Kris Versteeg tells @tsn1050radio in Toronto that Bettman and Daly are "cancers' that have been "looting this game for far too long".— TEAM Radio (@TEAM1040) November 19, 2012
Detroit Red Wings veteran Ian White also made some comments about Bettman that he would probably like to have back, but at least he realizes what he said was wrong (via Elliotte Friedman of CBC Sports):
White, by the way, regrets use of "idiot" in describing Commissioner Bettman. Says no matter how he feels personally, there is no room...— Elliotte Friedman (@FriedgeHNIC) November 19, 2012
For name-calling in this process.— Elliotte Friedman (@FriedgeHNIC) November 19, 2012
When the NHL offered the union another take-it-or-leave-it kind of proposal last week, the players decided to make a counter offer.

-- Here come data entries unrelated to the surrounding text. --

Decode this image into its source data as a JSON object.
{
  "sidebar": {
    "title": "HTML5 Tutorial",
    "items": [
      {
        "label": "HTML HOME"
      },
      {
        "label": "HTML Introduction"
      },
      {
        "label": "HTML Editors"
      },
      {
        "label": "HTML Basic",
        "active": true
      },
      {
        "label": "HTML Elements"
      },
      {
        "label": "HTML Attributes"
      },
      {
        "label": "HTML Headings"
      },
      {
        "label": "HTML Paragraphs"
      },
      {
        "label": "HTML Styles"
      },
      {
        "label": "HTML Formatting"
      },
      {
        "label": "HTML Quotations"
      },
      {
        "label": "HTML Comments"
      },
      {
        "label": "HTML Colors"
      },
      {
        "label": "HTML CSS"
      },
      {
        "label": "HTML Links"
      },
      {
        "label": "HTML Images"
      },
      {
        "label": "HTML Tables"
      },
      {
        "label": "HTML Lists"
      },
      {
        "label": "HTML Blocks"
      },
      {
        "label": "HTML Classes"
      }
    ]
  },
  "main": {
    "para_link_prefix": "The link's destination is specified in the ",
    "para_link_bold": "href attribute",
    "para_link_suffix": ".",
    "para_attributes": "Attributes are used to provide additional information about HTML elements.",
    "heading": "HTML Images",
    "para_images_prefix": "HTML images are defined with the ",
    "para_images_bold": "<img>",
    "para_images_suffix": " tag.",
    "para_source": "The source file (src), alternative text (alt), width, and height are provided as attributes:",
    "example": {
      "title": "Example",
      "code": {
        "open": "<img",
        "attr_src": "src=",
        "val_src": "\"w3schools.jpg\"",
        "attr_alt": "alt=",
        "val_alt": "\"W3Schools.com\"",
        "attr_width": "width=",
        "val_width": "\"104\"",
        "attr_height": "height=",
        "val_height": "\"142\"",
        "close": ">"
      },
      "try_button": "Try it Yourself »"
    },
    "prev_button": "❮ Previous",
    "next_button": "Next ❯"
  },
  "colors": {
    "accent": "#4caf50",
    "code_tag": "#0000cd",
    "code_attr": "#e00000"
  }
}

The league rejected it and Bettman met with reporters shortly after to share his frustration. The bottom line is that the league didn't work hard enough to make a deal last week after consecutive days of positive talks.
According to Nick Cotsonika of Yahoo! Sports, Leafs minority owner Larry Tanenbaum was willing to reach a new CBA last week, but he left town before one could be made.
Leafs' Larry Tanenbaum: "We're going to continue to talk up until we get a deal." Asked if more clear where sides stand: "Absolutely."— Nick Cotsonika (@cotsonika) December 5, 2012
All of the owners involved in talks last week should have remained in New York until a deal was reached. Instead, we have no CBA and the level of anger on both sides has risen to another level.